Hajj Dr Mohamed Ali al-Nasiri (born 1 July 1944) is an Arabic journalist, author and academic based in the United Kingdom. His father was Sheikh Abbas of the Al-Juaber tribal confederation.

==Biography==
Born in Nasiriyah in 1944, al-Nasiri is an Arab scholar, author and journalist of Shiite descent. In his published works he has dealt with a range of subject areas, but particularly Arabic literature, language and history and Islamic studies. He is currently a member of the Islamic Dawa Party of Iraq in the United Kingdom and has worked for BBC, Al-jazeera, Sawt al-Iraq, International Colleges of Islamic Sciences.

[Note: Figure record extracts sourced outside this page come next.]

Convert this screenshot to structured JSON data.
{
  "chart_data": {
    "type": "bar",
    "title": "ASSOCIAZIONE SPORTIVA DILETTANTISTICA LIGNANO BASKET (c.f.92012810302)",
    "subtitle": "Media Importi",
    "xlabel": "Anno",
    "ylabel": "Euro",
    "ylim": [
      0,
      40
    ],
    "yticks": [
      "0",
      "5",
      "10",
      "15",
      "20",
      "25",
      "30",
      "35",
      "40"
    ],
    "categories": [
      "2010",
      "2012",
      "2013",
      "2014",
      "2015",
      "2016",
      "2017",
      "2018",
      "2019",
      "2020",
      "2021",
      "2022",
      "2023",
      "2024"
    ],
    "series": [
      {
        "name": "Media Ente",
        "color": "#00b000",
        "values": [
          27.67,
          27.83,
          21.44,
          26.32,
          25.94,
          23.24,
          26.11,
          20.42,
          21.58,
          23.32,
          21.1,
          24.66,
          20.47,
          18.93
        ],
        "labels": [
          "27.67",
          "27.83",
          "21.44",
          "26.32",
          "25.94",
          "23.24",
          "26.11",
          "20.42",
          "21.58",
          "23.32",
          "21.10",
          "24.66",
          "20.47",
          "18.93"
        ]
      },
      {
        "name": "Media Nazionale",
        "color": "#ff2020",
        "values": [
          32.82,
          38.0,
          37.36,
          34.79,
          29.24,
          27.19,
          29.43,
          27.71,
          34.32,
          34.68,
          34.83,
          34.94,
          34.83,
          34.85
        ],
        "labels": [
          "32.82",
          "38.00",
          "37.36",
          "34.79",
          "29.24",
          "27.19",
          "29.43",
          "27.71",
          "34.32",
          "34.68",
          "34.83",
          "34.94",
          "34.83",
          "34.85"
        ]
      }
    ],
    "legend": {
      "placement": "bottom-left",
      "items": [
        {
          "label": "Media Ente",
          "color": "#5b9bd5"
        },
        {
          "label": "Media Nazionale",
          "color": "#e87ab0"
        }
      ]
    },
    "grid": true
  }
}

He completed first and secondary level education in Nasiriyah in Iraq. He then went on to study at the Al-Fiqh college in Najaf. In 1970 he graduated with a bachelor's degree in Arabic language and Islamic sciences.

After working as a secondary school teacher in both Algeria and Iraq for twenty years he went on to complete his master's degree in the philosophy of Islamic Law in London in 1999 before completing his Doctorate in Islamic Studies in 2002.

Amongst his many published works and books are French Politics in the Middle East (1984) and France in Algeria (1984) and the editing of the core Islamic Beliefs by the late Sheikh Abbas Al-Nasiri(2004).

He has often been invited to speak at debates and seminars around the world and edited on numerous occasions the magazine Sawt al-Iraq which was based in London and had been in print for nearly 20 years.